I guess the stars don’t just shine in Tinseltown anymore. As of January 1, California nursing homes are required to post their Five-Star Quality Rating online and in their buildings in adherence to a 2009 state law mandating this public information access. To help select a nursing home, the consumer can check how each skilled nursing facility scored in CMS’ Five-Star Quality Rating System.
To further assist the public, postings carry an explanation of the star rating system (1 star = much below average; 5 stars = much above average) and information on accessing a facility’s state licensing information from the California Department of Health’s Web site.
Tom Kisken of the Ventura County Star reports varied reactions to the newly implemented mandate. Kisken reports that Sylvia Taylor Stein, executive director of the Long Term Care Services of Ventura County Ombudsman Program, thinks that “it’s a place to start,” but adds that nothing is more informative than a personal visit to a facility. On the other hand, a one-star rating is not always reflective of a nursing home’s quality of care because the Five-Star system doesn’t allow for the type of resident population that nursing homes serve; e.g., residents with dementia, a facility administrator argued in the report.

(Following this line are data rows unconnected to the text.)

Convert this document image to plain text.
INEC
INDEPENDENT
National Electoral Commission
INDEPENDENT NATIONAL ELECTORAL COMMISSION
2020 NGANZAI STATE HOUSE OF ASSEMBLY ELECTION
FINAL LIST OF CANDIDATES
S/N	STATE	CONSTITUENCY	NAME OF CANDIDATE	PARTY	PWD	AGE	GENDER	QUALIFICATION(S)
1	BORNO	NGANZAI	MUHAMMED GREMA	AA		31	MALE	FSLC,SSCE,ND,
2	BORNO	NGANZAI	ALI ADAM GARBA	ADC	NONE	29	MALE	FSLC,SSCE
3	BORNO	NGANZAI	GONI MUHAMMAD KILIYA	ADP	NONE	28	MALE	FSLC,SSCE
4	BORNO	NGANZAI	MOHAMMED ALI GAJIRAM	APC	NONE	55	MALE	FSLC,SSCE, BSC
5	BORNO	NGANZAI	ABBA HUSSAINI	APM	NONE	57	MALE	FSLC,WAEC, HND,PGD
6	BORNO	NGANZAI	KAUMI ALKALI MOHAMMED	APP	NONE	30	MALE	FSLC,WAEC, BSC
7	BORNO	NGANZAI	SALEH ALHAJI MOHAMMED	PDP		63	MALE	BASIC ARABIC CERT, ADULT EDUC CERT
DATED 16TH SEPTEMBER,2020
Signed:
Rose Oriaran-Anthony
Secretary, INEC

Los Angeles Times’ reporter Molly Hennessy-Fiske interviewed Edward Mortimer, technical director of the survey and certification group in the Baltimore office of the Centers for Medicare & Medicaid Services, who indicated that the ratings may be frozen or temporarily eliminated until the system is revised in the fall.
All in all, consumer education is an important and valuable tool for the individual and for the facility to act upon. Encouraging personal visitations, tours, and staff conferencing is the key for promoting and educating the public. Whether your facility sports one star or glows with the radiance of five, continue to address problems, praise your accomplishments, and stay focused on providing the best of care to your residents.